Presentada en el pasado Festival de San Sebastián, esta película de Paula Ortiz (De tu ventana a la mía) se acerca con considerable osadía a las Bodas de sangre de Federico García Lorca. Durante su visionado, no pude evitar sentir una simpatía complementada con puntuales estallidos de jolgorio ante una propuesta que no tengo del todo claro donde ubicar en un paisaje de excepciones e insularidades como el del cine español actual (y de siempre). Ortiz se las ve con Lorca sin miedo al ridículo ni a la lírica, más bien con una confianza plena en la fuerza evocadora de sus versos y depositándose en los hombros de su más que acertado reparto, para llevar a buen puerto este polvoriento western de mujeres.
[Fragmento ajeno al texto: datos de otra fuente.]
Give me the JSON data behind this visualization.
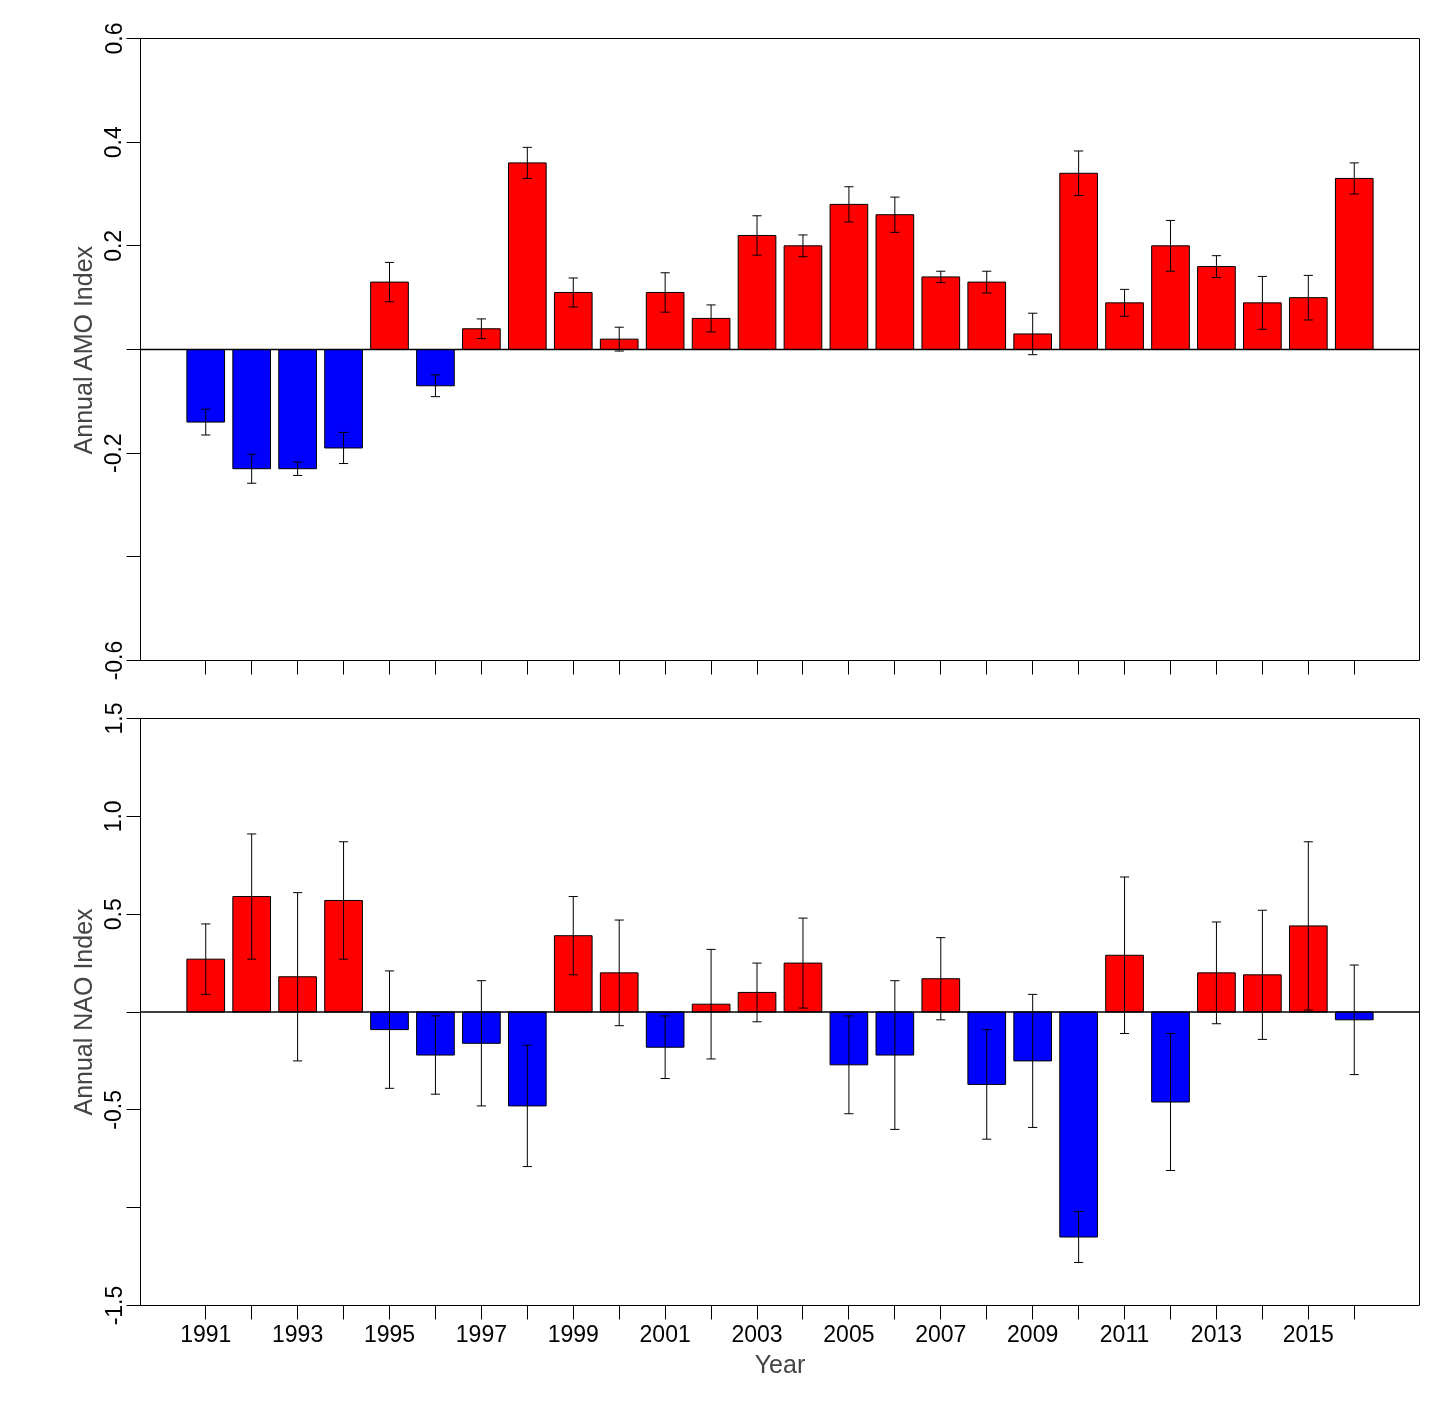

Desconozco el proceso de gestación de La novia, si fue un parto feliz, si fue complicado, si fue tan árido como los paisajes de la película o más bien no, pero el caso es que tiene problemas de sobreproducción, no sé si me haré entender: tanto a nivel de fotografía como en lo que respecta al montaje, demasiado rápido y cortante en ocasiones, muy de videoclip, a menudo la película parece empeñada en no querer distanciarse en exceso de ese aspecto y esos colores que a veces parece que sean siempre los mismos en un cierto cine español, digamos, de calidad. Cuando se quiere poner turbia o violenta, a menudo deviene vulgar. Hay pasajes hermosos, contagiosos, como el momento en el que La Novia sale a cantar La Tarara, y otros en el que un arrobamiento excesivo desactiva la intensidad de los versos de Lorca, como ese duelo final punteado por el Pequeño vals vienés. Pese a todo, pese a sus imperfecciones, es una película que te mantiene con los ojos y los oídos abiertos y te recuerda que hay cosas, pasiones, que no mueren con el tiempo. Ojalá sea cierto eso que decía Gil de Biedma en su poema “Pandémica y celeste”, que mueren en paz los que han amado mucho.